Nomination forms are available from the Secretariat (ext. 6125) and from the Secretariat webpage. At least five nominators are required in each case. Nominations should be sent to the Chief Returning Officer, Secretariat, Needles Hall, Room 3060 no later than 3:00 p.m., Wednesday, March 30, 2005. Elections will follow if necessary.

Taxes; WPIRG fees; co-op jobs

It's income tax season, and a number of UW employees will be dealing with an unexpected complication: a demand from the government that they pay taxes -- possibly retroactive for several years -- on the value of the tuition fee discount they received from UW for children or other dependants. The problem came to light last year, when UW officials issued a memo explaining that the Canada Customs and Revenue Agency had ruled against the way tuition discounts had been being handled. "UW acted immediately to change its practice," associate provost Catharine Scott noted then. Now she sends a reminder that the university is doing about the only thing it can do to help employees who are caught in the reassessment: "UW will provide you with a low interest loan repayable through payroll deduction to meet your tax obligations." More information about the loans and the whole situation is available from payroll staff in the human resources department.

The Federation of Students officially announced in Friday's issue of Imprint that there will be a referendum later this month -- March 28 and 29 -- about the $4.25-per-term fee that undergraduate students pay to support the Waterloo Public Interest Research Group. WPIRG's politics are controversial in some quarters, and there's also a feeling, according to those who have pushed for the referendum, that organization fees should be voluntary rather than, like the WPIRG levy, "refundable" with a certain amount of paperwork.
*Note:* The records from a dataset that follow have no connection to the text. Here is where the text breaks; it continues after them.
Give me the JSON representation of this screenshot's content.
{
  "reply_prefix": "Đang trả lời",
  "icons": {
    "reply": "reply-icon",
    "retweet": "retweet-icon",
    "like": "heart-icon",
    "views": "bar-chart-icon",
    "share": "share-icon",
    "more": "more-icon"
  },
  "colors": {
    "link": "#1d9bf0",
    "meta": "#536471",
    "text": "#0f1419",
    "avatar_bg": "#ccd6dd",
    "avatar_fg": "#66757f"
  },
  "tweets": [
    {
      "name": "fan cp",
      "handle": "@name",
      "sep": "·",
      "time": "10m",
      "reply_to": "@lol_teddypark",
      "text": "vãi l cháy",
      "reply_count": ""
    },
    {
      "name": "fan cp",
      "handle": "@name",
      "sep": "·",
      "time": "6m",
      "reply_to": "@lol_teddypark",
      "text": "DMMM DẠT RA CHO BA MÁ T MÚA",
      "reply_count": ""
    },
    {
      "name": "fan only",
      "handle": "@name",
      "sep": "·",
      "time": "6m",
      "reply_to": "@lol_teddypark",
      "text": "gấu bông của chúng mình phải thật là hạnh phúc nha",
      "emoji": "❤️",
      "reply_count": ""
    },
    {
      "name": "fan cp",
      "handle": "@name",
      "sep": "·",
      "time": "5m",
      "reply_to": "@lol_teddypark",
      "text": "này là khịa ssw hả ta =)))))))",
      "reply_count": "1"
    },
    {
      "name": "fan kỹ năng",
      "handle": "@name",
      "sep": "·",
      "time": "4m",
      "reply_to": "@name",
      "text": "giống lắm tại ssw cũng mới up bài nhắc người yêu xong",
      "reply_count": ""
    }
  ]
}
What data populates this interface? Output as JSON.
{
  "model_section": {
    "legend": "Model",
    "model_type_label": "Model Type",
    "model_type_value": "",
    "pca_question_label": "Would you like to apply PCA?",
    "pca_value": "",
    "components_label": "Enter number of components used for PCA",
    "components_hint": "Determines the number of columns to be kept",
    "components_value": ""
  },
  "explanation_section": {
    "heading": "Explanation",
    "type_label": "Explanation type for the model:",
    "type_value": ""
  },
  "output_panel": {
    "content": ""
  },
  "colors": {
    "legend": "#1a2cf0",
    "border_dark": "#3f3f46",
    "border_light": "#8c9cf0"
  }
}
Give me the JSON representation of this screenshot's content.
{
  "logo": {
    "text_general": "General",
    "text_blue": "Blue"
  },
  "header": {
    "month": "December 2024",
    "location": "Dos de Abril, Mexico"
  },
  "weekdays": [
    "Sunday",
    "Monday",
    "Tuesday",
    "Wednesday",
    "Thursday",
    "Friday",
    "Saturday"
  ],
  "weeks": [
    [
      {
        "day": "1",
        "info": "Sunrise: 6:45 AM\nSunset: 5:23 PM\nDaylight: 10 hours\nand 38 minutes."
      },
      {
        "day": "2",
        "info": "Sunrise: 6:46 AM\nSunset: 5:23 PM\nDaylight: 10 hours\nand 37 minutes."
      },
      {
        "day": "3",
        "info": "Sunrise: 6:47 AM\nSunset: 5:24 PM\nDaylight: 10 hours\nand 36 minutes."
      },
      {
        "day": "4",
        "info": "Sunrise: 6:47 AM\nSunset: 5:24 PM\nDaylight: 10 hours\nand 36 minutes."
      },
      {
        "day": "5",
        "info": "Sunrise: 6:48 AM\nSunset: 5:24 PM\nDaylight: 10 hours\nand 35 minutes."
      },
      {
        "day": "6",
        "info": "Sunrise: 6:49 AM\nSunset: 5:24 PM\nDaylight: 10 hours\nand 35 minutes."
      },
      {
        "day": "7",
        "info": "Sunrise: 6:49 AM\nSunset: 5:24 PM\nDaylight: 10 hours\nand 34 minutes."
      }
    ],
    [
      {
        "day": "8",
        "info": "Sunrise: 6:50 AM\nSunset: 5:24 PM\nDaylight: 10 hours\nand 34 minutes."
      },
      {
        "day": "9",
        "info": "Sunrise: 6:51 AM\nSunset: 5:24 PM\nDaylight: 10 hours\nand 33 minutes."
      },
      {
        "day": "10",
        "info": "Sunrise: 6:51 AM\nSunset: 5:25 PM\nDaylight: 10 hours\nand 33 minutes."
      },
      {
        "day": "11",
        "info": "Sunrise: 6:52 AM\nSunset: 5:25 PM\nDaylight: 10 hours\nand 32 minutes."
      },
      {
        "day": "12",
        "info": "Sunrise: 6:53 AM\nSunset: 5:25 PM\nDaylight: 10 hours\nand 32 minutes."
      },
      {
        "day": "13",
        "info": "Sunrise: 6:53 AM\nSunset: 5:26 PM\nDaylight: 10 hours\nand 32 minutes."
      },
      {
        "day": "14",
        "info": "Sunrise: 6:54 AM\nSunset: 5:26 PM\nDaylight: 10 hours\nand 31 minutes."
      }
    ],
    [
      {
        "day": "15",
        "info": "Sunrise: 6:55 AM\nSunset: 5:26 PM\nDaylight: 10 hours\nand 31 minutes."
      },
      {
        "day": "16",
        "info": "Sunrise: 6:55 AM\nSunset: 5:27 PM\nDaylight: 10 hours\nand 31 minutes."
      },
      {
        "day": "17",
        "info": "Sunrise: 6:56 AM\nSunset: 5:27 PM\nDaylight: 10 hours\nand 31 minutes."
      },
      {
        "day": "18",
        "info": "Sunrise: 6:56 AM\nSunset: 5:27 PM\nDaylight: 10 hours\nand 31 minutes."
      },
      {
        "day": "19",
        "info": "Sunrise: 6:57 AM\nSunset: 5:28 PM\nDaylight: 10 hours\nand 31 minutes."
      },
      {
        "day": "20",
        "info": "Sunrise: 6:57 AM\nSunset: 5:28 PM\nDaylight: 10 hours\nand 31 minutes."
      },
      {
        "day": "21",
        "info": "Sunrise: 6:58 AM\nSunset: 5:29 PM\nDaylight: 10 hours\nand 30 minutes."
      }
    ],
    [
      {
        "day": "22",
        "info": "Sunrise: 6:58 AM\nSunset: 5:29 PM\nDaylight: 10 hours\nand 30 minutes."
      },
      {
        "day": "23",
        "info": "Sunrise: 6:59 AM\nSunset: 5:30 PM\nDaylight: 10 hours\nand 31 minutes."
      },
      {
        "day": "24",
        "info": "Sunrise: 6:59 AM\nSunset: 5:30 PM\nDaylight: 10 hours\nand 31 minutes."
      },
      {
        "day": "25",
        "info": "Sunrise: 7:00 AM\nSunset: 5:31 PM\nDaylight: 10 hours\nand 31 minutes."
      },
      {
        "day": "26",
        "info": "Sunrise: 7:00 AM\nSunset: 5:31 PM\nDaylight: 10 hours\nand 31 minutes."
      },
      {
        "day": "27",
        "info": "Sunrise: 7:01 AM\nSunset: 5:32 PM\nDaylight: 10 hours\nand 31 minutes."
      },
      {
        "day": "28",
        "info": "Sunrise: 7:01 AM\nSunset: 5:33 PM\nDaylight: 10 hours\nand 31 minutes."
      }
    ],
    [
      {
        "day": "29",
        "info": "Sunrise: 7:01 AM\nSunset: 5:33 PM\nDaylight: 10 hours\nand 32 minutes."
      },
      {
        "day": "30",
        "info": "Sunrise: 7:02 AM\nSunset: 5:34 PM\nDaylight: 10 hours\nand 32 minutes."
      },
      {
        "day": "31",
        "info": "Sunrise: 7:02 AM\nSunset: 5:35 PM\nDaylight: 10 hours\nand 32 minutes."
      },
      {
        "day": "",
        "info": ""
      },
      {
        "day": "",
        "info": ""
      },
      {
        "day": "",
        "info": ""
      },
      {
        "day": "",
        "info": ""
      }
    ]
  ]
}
Students will be asked, "Do you support the termination of the WPIRG levy?" Imprint's Alex Doukas reported at length in the Friday paper.

Figures are at hand from the co-op education and career services department, indicating that out of 4,528 co-op students who were scheduled to have jobs this winter term, 4,381 are actually employed. That's a 96.75 per cent employment rate, somewhat higher than last winter's 95.42 per cent. Jobless students include 49 in mathematics, 46 in engineering, and smaller numbers in the other faculties.

I'm a bit slow in reporting it, but the UW figure skating team brought home the bronze medal from the OUA championship tournament last weekend. . . . Larry Helfand, a librarian in the UW library's cataloguing department who has been working at UW since 1978, will officially retire April 1. . . . TechWorx in South Campus Hall is holding a "UW Spirit Sale" this week, with a 15 per cent discount on products bearing UW symbols. . . .

And . . . on Friday the Daily Bulletin featured a striking photo of Warrior volleyballer Gaby Lesniak in action. I got the picture from the UW athletics department, but I've been asked to point out (and I'm happy to oblige) that it was taken by Glenn Bartley, who has more of his work, including more Warrior shots, displayed online.